Install dependencies
Run npm install --prefix .factory/skills/browser puppeteer-core, then
chmod +x .factory/skills/browser/*.js.
Restart Droid
Restart droid (or your IDE integration) so it rescans workspace skills and
discovers browser.
Skill definition
Copy the following into .factory/skills/browser/SKILL.md:
---
name: browser
description: Minimal Chrome DevTools Protocol tools for browser automation and scraping. Use when you need to start Chrome, navigate pages, execute JavaScript, take screenshots, or interactively pick DOM elements.
---
# Browser Tools
Minimal CDP tools for collaborative site exploration and scraping.
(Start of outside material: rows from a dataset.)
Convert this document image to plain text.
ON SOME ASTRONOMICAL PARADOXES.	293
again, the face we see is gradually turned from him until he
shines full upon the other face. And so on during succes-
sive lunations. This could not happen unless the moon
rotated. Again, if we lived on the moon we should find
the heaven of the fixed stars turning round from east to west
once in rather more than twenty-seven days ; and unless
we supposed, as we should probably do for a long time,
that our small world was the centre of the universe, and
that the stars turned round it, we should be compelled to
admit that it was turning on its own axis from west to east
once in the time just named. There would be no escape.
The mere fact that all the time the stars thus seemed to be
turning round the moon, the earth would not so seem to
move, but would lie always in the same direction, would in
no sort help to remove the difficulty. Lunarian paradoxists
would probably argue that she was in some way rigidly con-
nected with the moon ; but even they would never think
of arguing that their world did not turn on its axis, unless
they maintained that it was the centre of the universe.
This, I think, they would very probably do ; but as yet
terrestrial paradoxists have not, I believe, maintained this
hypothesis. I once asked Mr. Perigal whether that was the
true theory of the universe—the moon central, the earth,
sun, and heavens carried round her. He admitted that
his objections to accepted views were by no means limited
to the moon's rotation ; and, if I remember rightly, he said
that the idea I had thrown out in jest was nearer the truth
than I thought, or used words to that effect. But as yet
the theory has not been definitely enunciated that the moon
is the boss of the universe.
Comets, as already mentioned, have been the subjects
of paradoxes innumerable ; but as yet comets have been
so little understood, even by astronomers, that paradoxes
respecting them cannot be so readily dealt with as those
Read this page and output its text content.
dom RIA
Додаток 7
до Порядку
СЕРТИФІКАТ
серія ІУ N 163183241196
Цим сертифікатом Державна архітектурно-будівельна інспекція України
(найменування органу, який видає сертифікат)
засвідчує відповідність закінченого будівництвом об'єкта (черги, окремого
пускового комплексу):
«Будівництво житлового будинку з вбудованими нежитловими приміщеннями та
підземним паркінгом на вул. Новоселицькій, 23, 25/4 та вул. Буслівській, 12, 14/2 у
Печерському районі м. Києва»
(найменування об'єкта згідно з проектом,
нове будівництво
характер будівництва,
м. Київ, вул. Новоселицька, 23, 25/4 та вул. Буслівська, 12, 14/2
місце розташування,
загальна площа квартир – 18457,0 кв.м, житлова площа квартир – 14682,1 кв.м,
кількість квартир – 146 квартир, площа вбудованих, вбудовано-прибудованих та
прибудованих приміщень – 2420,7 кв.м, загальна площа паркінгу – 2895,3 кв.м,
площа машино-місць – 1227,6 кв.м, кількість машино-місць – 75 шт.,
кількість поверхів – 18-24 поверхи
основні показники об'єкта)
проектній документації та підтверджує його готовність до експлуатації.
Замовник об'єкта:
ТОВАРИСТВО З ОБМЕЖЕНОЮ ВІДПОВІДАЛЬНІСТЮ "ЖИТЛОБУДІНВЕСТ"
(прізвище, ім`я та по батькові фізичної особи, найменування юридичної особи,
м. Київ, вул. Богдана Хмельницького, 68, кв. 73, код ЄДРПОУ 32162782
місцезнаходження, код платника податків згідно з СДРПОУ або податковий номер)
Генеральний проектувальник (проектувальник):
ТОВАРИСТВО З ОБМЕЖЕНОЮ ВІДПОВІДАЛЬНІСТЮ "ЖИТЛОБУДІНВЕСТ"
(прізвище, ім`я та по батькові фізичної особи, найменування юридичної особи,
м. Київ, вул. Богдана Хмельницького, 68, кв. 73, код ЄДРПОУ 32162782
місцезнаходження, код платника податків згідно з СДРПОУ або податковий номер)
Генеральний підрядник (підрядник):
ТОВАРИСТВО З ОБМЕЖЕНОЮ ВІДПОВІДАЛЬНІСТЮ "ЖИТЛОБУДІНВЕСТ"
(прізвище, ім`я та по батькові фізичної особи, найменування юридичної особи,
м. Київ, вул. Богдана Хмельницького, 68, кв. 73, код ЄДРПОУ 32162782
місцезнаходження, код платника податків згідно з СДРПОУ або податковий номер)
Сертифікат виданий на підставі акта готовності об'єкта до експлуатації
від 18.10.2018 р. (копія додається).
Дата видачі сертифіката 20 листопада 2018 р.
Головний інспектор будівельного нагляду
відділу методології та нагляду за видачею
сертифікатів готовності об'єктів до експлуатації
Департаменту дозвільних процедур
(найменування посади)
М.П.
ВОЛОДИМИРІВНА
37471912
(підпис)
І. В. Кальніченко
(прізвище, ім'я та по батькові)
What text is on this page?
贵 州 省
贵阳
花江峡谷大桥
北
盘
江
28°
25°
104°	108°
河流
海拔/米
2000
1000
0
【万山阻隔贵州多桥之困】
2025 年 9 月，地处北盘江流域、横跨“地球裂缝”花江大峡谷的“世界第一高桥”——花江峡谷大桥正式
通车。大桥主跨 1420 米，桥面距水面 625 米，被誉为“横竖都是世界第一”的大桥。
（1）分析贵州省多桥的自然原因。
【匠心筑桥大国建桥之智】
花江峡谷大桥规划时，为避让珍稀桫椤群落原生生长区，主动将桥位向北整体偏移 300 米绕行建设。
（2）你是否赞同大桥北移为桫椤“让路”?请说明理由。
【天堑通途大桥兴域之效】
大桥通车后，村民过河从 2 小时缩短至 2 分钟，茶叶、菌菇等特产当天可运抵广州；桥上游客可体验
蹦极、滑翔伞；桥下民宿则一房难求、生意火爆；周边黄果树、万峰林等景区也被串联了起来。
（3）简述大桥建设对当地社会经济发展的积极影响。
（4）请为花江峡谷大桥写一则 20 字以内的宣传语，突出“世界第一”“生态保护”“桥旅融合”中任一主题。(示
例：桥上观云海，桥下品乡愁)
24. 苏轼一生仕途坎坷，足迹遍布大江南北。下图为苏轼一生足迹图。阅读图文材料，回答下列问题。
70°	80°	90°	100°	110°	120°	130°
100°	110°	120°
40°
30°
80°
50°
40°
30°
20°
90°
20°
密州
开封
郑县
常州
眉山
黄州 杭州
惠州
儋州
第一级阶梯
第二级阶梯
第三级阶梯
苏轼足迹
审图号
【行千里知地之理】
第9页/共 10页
**IMPORTANT**: All scripts are located in `~/.factory/skills/browser/` and must be called with full paths.
## Start Chrome
```bash
~/.factory/skills/browser/start.js # Fresh profile
~/.factory/skills/browser/start.js --profile # Copy your profile (cookies, logins)
```
Start Chrome on `:9222` with remote debugging.
## Navigate
```bash
~/.factory/skills/browser/nav.js https://example.com
~/.factory/skills/browser/nav.js https://example.com --new
```
Navigate current tab or open new tab.
## Evaluate JavaScript
```bash
~/.factory/skills/browser/eval.js 'document.title'
~/.factory/skills/browser/eval.js 'document.querySelectorAll("a").length'
```
Execute JavaScript in active tab (async context).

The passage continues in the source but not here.